Is this the greatest revenge story ever told? Quite frankly, no. Some of the plot threads originate from almost nowhere, like the theory that Nazis were responsible in the first place. Katja herself notes that Nuri had no enemies, and while he worked in an ethnic part of Hamburg, neither he, nor the area, had ever been targeted. Yet midway through Act I she just decides it was Nazis and she happens to be right. Similarly, I didn’t care for the ending all that much (don’t worry, I won’t spoil). The more I thought about it, the more it made sense from a character standpoint, as Katja had moments that could logically lead to the film’s conclusion, but at the same time, much of the presentation was a slow burn, focusing keenly on emotional development and prolonging each moment. The ending, such as it is, is the exact opposite, a sudden, instant piece of action, putting a full stop on everything that preceded it. It works, but it just didn’t sit right with me.

But at the same time, we have to consider the world we live in right now. Hatred has been empowered. Nazis and their sympathizers walk the streets with impunity and occupy the halls of power not just in our country, but in pockets all over Europe. Hell, Nazis literally murdered someone on our soil last year, and the official government response was to blame “both sides” and say that even Nazis have “really good people” in their ranks.
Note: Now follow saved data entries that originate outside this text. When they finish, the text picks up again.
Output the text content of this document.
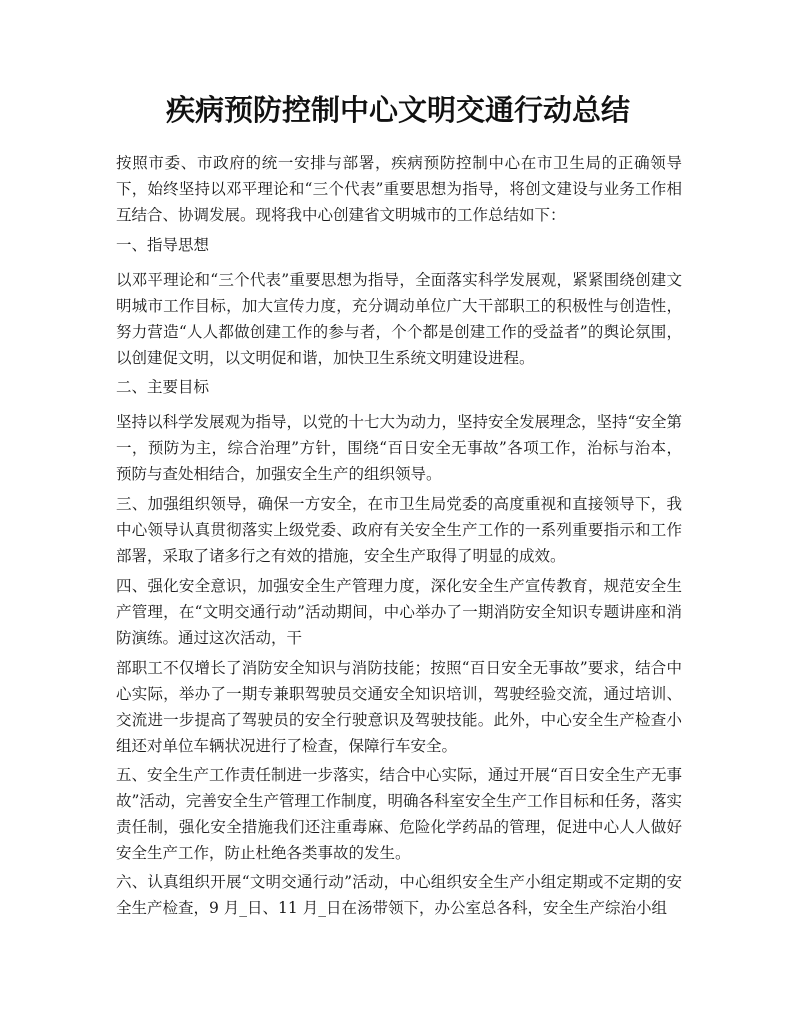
疾病预防控制中心文明交通行动总结

按照市委、市政府的统一安排与部署，疾病预防控制中心在市卫生局的正确领导下，始终坚持以邓平理论和“三个代表”重要思想为指导，将创文建设与业务工作相互结合、协调发展。现将我中心创建省文明城市的工作总结如下：

一、指导思想

以邓平理论和“三个代表”重要思想为指导，全面落实科学发展观，紧紧围绕创建文明城市工作目标，加大宣传力度，充分调动单位广大干部职工的积极性与创造性，努力营造“人人都做创建工作的参与者，个个都是创建工作的受益者”的舆论氛围，以创建促文明，以文明促和谐，加快卫生系统文明建设进程。

二、主要目标

坚持以科学发展观为指导，以党的十七大为动力，坚持安全发展理念，坚持“安全第一，预防为主，综合治理”方针，围绕“百日安全无事故”各项工作，治标与治本，预防与查处相结合，加强安全生产的组织领导。

三、加强组织领导，确保一方安全，在市卫生局党委的高度重视和直接领导下，我中心领导认真贯彻落实上级党委、政府有关安全生产工作的一系列重要指示和工作部署，采取了诸多行之有效的措施，安全生产取得了明显的成效。

四、强化安全意识，加强安全生产管理力度，深化安全生产宣传教育，规范安全生产管理，在“文明交通行动”活动期间，中心举办了一期消防安全知识专题讲座和消防演练。通过这次活动，干

部职工不仅增长了消防安全知识与消防技能；按照“百日安全无事故”要求，结合中心实际，举办了一期专兼职驾驶员交通安全知识培训，驾驶经验交流，通过培训、交流进一步提高了驾驶员的安全行驶意识及驾驶技能。此外，中心安全生产检查小组还对单位车辆状况进行了检查，保障行车安全。

五、安全生产工作责任制进一步落实，结合中心实际，通过开展“百日安全生产无事故”活动，完善安全生产管理工作制度，明确各科室安全生产工作目标和任务，落实责任制，强化安全措施我们还注重毒麻、危险化学药品的管理，促进中心人人做好安全生产工作，防止杜绝各类事故的发生。

六、认真组织开展“文明交通行动”活动，中心组织安全生产小组定期或不定期的安全生产检查，9 月_日、11 月_日在汤带领下，办公室总各科，安全生产综治小组
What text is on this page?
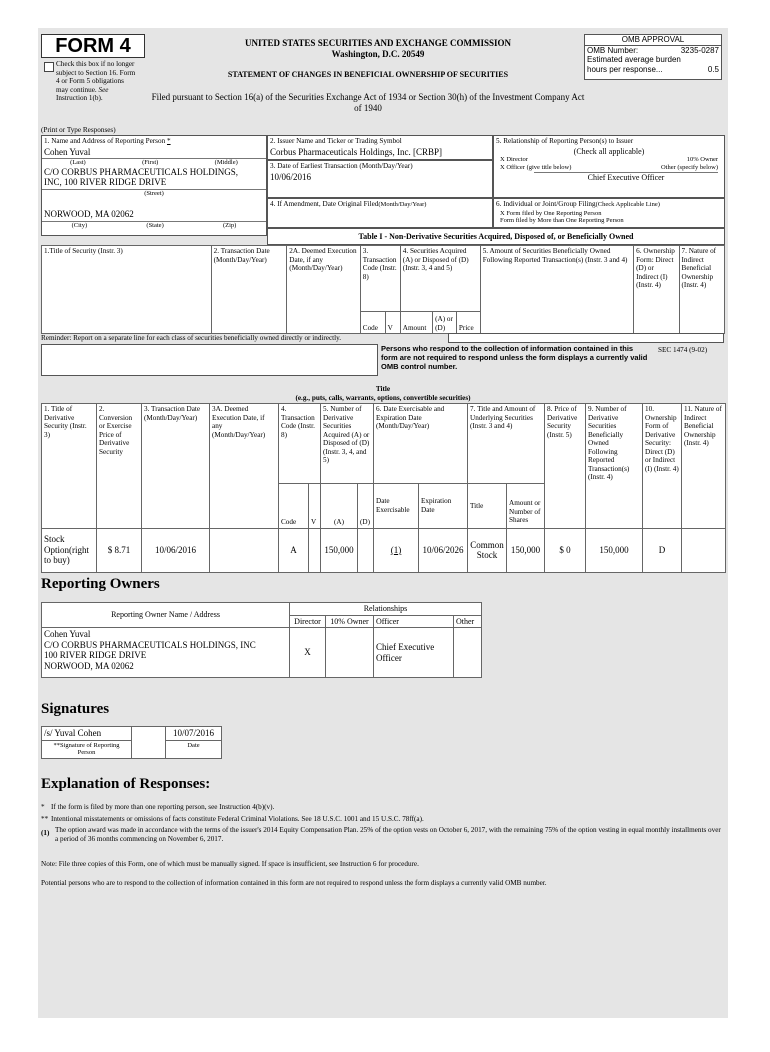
FORM 4
Check this box if no longer subject to Section 16. Form 4 or Form 5 obligations may continue. See Instruction 1(b).
UNITED STATES SECURITIES AND EXCHANGE COMMISSION
Washington, D.C. 20549
STATEMENT OF CHANGES IN BENEFICIAL OWNERSHIP OF SECURITIES
Filed pursuant to Section 16(a) of the Securities Exchange Act of 1934 or Section 30(h) of the Investment Company Act of 1940
OMB APPROVAL
OMB Number:	3235-0287
Estimated average burden
hours per response...	0.5
(Print or Type Responses)
1. Name and Address of Reporting Person *
Cohen Yuval
(Last)	(First)	(Middle)
C/O CORBUS PHARMACEUTICALS HOLDINGS,
INC, 100 RIVER RIDGE DRIVE
(Street)
NORWOOD, MA 02062
(City)	(State)	(Zip)
2. Issuer Name and Ticker or Trading Symbol
Corbus Pharmaceuticals Holdings, Inc. [CRBP]
3. Date of Earliest Transaction (Month/Day/Year)
10/06/2016
4. If Amendment, Date Original Filed(Month/Day/Year)
5. Relationship of Reporting Person(s) to Issuer
(Check all applicable)
X Director	10% Owner
X Officer (give title below)	Other (specify below)
Chief Executive Officer
6. Individual or Joint/Group Filing(Check Applicable Line)
X Form filed by One Reporting Person
Form filed by More than One Reporting Person
Table I - Non-Derivative Securities Acquired, Disposed of, or Beneficially Owned
1.Title of Security (Instr. 3)	2. Transaction Date (Month/Day/Year)	2A. Deemed Execution Date, if any (Month/Day/Year)	3. Transaction Code (Instr. 8)		4. Securities Acquired (A) or Disposed of (D) (Instr. 3, 4 and 5)			5. Amount of Securities Beneficially Owned Following Reported Transaction(s) (Instr. 3 and 4)	6. Ownership Form: Direct (D) or Indirect (I) (Instr. 4)	7. Nature of Indirect Beneficial Ownership (Instr. 4)
			Code	V	Amount	(A) or (D)	Price			
Reminder: Report on a separate line for each class of securities beneficially owned directly or indirectly.
Persons who respond to the collection of information contained in this form are not required to respond unless the form displays a currently valid OMB control number.
SEC 1474 (9-02)
Title
(e.g., puts, calls, warrants, options, convertible securities)
1. Title of Derivative Security (Instr. 3)	2. Conversion or Exercise Price of Derivative Security	3. Transaction Date (Month/Day/Year)	3A. Deemed Execution Date, if any (Month/Day/Year)	4. Transaction Code (Instr. 8)		5. Number of Derivative Securities Acquired (A) or Disposed of (D) (Instr. 3, 4, and 5)		6. Date Exercisable and Expiration Date (Month/Day/Year)		7. Title and Amount of Underlying Securities (Instr. 3 and 4)		8. Price of Derivative Security (Instr. 5)	9. Number of Derivative Securities Beneficially Owned Following Reported Transaction(s) (Instr. 4)	10. Ownership Form of Derivative Security: Direct (D) or Indirect (I) (Instr. 4)	11. Nature of Indirect Beneficial Ownership (Instr. 4)
				Code	V	(A)	(D)	Date Exercisable	Expiration Date	Title					
											Amount or Number of Shares				
Stock Option(right to buy)	$ 8.71	10/06/2016		A		150,000		(1)	10/06/2026	Common Stock	150,000	$ 0	150,000	D	
Reporting Owners
Reporting Owner Name / Address	Relationships			
	Director	10% Owner	Officer	Other

Cohen Yuval
C/O CORBUS PHARMACEUTICALS HOLDINGS, INC
100 RIVER RIDGE DRIVE
NORWOOD, MA 02062	X		Chief Executive Officer	
Signatures
/s/ Yuval Cohen		10/07/2016
**Signature of Reporting Person		Date
Explanation of Responses:
* If the form is filed by more than one reporting person, see Instruction 4(b)(v).
** Intentional misstatements or omissions of facts constitute Federal Criminal Violations. See 18 U.S.C. 1001 and 15 U.S.C. 78ff(a).
(1) The option award was made in accordance with the terms of the issuer's 2014 Equity Compensation Plan. 25% of the option vests on October 6, 2017, with the remaining 75% of the option vesting in equal monthly installments over a period of 36 months commencing on November 6, 2017.
Note: File three copies of this Form, one of which must be manually signed. If space is insufficient, see Instruction 6 for procedure.
Potential persons who are to respond to the collection of information contained in this form are not required to respond unless the form displays a currently valid OMB number.
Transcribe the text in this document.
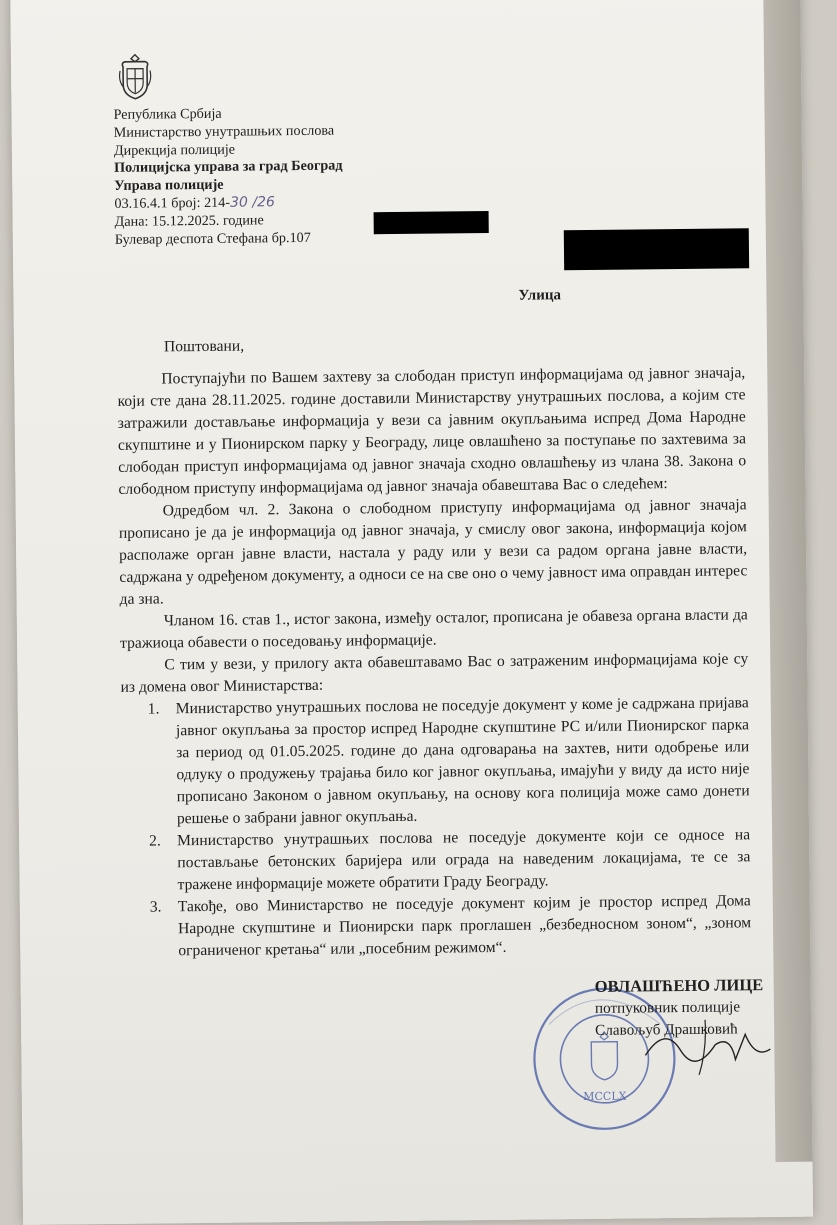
Република Србија
Министарство унутрашњих послова
Дирекција полиције
Полицијска управа за град Београд
Управа полиције
03.16.4.1 број: 214-30 /26
Дана: 15.12.2025. године
Булевар деспота Стефана бр.107
Улица
Поштовани,

Поступајући по Вашем захтеву за слободан приступ информацијама од јавног значаја, који сте дана 28.11.2025. године доставили Министарству унутрашњих послова, а којим сте затражили достављање информација у вези са јавним окупљањима испред Дома Народне скупштине и у Пионирском парку у Београду, лице овлашћено за поступање по захтевима за слободан приступ информацијама од јавног значаја сходно овлашћењу из члана 38. Закона о слободном приступу информацијама од јавног значаја обавештава Вас о следећем:

Одредбом чл. 2. Закона о слободном приступу информацијама од јавног значаја прописано је да је информација од јавног значаја, у смислу овог закона, информација којом располаже орган јавне власти, настала у раду или у вези са радом органа јавне власти, садржана у одређеном документу, а односи се на све оно о чему јавност има оправдан интерес да зна.

Чланом 16. став 1., истог закона, између осталог, прописана је обавеза органа власти да тражиоца обавести о поседовању информације.

С тим у вези, у прилогу акта обавештавамо Вас о затраженим информацијама које су из домена овог Министарства:

1. Министарство унутрашњих послова не поседује документ у коме је садржана пријава јавног окупљања за простор испред Народне скупштине РС и/или Пионирског парка за период од 01.05.2025. године до дана одговарања на захтев, нити одобрење или одлуку о продужењу трајања било ког јавног окупљања, имајући у виду да исто није прописано Законом о јавном окупљању, на основу кога полиција може само донети решење о забрани јавног окупљања.
2. Министарство унутрашњих послова не поседује документе који се односе на постављање бетонских баријера или ограда на наведеним локацијама, те се за тражене информације можете обратити Граду Београду.
3. Такође, ово Министарство не поседује документ којим је простор испред Дома Народне скупштине и Пионирски парк проглашен „безбедносном зоном“, „зоном ограниченог кретања“ или „посебним режимом“.
MCCLX
ОВЛАШЋЕНО ЛИЦЕ
потпуковник полиције
Славољуб Драшковић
So a film like In the Fade is its own form of catharsis. We see in no uncertain terms what evil truly is, and how the lies they tell themselves and the world are just that, lies. And in a quest for vengeance and justice, we see the lengths someone will go to – especially in Germany, which has gone above and beyond the last 70 years to excise this societal cancer – to wipe those smug looks of imagined superiority off their Aryan faces. It doesn’t hurt to have that major studio polish attached to it, either.